Adam Ševčík

Personal information
- Date of birth: 24 January 1993 (age 33)
- Place of birth: Olomouc, Czech Republic
- Height: 1.86 m (6 ft 1 in)
- Position: Forward

Youth career
- 2006–2012: Sigma Olomouc

Senior career*
- Years: Team / Apps / (Gls)
- 2012–2017: Sigma Olomouc / 1 / (0)
- 2013: → Znojmo (loan) / 7 / (0)
- 2013: → Nitra (loan) / 13 / (2)
- 2014: → Hanácká Slavia Kroměříž (loan)
- 2015: → Hanácká Slavia Kroměříž (loan)
- 2017: → Frýdek-Místek (loan) / 13 / (3)
- 2017–2019: Baník Sokolov / 26 / (4)
- 2019: → Prostějov (loan) / 9 / (1)
- 2019–2020: Bayern Hof / 19 / (3)

International career
- 2012: Czech Republic U19 / 1 / (0)

= Adam Ševčík =

Czech footballer

Adam Ševčík (born 24 January 1993) is a Czech footballer who last played as a forward for Bayern Hof.

==Youth career==
===Sigma Olomouc===
Ševčík started his career with Sigma Olomouc. Ševčík was part of the squad of players born in 1993 that managed to win the U-17 as well as the U-19 Czech National Youth league.

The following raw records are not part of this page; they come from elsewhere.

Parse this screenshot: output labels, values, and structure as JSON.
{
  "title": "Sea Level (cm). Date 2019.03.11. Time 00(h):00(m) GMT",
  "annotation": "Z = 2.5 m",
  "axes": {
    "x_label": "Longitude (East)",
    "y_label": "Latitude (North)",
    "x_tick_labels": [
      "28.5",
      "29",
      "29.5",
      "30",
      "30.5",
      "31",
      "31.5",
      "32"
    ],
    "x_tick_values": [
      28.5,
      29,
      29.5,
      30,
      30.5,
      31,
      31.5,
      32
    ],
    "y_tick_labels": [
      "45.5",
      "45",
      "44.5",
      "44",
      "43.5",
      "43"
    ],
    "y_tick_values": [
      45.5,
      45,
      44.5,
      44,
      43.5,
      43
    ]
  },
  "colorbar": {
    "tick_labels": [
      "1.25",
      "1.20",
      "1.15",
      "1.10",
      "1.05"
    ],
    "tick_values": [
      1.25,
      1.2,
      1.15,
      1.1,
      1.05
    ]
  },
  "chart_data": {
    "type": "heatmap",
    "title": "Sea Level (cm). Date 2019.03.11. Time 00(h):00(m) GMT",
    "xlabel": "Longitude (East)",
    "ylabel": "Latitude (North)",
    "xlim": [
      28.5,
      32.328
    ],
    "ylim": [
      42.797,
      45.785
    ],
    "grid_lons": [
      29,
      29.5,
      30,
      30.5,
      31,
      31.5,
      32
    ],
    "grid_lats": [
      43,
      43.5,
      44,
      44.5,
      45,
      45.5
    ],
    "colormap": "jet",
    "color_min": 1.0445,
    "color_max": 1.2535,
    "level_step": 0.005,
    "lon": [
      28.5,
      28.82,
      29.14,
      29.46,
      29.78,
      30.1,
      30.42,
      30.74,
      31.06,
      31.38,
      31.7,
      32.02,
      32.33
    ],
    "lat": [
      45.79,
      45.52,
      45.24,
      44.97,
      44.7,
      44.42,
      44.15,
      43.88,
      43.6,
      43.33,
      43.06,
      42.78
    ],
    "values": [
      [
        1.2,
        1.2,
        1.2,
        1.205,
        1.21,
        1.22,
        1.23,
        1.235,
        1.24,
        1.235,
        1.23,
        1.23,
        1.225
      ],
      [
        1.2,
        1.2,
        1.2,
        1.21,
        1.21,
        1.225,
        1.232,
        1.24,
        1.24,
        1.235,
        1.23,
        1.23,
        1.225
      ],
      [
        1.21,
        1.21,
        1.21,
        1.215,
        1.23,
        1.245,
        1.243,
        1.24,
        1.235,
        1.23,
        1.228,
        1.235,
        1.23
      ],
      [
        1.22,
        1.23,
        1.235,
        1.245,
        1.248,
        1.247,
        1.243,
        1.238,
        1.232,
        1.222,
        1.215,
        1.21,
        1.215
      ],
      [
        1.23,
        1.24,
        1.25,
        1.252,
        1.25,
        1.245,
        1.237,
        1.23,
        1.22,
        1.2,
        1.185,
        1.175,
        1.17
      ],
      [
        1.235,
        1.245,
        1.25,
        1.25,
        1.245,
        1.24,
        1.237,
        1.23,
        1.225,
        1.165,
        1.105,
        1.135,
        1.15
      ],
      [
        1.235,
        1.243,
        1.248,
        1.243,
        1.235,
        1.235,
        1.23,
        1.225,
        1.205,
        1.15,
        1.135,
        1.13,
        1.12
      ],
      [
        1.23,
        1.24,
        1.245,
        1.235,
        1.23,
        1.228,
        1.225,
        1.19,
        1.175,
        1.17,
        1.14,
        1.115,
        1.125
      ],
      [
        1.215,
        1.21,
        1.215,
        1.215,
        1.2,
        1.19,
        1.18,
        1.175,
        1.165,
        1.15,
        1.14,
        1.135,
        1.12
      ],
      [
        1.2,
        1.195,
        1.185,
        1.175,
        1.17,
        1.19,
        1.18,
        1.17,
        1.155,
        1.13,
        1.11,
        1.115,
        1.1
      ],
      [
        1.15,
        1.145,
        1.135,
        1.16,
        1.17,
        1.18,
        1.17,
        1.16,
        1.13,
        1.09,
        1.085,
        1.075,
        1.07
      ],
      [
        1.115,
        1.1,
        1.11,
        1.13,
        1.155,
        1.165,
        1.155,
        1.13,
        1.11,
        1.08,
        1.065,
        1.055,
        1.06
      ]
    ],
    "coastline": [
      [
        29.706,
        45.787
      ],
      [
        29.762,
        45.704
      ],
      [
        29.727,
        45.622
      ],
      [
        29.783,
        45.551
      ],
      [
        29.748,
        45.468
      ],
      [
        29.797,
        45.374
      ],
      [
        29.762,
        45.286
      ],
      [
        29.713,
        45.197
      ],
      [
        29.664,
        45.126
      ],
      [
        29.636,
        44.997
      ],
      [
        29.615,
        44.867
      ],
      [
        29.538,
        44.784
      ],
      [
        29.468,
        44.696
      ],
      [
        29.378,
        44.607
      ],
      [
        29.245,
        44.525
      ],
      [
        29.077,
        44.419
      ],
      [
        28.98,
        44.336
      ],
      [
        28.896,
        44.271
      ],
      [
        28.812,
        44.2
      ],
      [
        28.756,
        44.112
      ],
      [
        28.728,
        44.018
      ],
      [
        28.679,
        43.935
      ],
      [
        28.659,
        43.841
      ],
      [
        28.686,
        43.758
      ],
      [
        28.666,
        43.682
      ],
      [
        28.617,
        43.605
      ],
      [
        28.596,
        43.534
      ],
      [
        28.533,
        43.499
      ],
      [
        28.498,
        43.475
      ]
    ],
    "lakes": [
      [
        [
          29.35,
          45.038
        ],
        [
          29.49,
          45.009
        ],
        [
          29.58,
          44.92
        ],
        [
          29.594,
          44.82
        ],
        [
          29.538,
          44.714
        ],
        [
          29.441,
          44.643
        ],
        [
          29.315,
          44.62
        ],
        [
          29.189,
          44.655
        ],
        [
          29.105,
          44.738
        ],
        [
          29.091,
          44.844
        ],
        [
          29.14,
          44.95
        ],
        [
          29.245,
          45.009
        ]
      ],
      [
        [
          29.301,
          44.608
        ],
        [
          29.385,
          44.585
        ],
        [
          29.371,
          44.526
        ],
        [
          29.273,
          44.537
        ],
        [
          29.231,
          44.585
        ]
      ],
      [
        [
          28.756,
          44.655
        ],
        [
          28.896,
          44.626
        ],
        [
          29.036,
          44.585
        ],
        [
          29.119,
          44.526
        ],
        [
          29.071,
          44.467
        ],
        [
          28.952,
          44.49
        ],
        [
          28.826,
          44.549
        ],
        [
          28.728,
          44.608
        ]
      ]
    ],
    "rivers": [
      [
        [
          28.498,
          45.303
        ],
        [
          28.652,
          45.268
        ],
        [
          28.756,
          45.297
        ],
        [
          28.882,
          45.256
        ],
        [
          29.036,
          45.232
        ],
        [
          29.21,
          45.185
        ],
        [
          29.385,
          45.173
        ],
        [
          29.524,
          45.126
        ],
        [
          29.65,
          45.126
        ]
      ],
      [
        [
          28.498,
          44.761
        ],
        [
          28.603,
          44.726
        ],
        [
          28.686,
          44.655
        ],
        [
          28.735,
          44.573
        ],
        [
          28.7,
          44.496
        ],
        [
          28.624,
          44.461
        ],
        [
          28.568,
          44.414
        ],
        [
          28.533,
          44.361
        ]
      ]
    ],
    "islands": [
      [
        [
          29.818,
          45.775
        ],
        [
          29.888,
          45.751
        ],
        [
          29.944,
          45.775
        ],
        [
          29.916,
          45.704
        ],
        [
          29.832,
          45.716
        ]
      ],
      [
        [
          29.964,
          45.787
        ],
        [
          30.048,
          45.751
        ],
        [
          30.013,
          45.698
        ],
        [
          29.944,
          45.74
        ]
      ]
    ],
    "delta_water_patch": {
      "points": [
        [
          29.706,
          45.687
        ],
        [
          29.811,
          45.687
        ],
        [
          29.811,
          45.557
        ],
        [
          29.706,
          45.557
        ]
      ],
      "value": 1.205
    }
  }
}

Adam Ševčík belonged to the key members of this victorious squad, scoring many important goals upon winning the titles.

==Club career==
===Sigma Olomouc===
Ševčík made his debut for Sigma Olomouc in a friendly match on 12 July 2014, coming on as a substitute in the 64th minute in a 2–1 victory against the IFA international football team.

===Loan to 1. SC Znojmo===
On 30 January 2013 Ševčík was loaned out to Znojmo. At the age of 19 Adam Ševčík made persuasive performances, contributing to Znojmo's promotion to the Czech First League.

===Loan to FC Nitra===
On 1 July 2013 Ševčík was loaned out to Nitra playing the Slovak top division. Ševčík made his Corgoň Liga debut in a 4:0 loss against AS Trenčín. Ševčík went on to play 7 matches during his loan spell in Slovakia.

===Loan to SK Hanácká Slavia Kroměříž===
In August 2014, Ševčík was sent on loan to Hanácká Slavia Kroměříž for the fall part of the 2014/2015 season.

==International career==
===Czech Republic U19===
On 17 April 2012 Ševčík was called up for U-19 Czech National team. He made his debut in a 0:0 draw against Germany.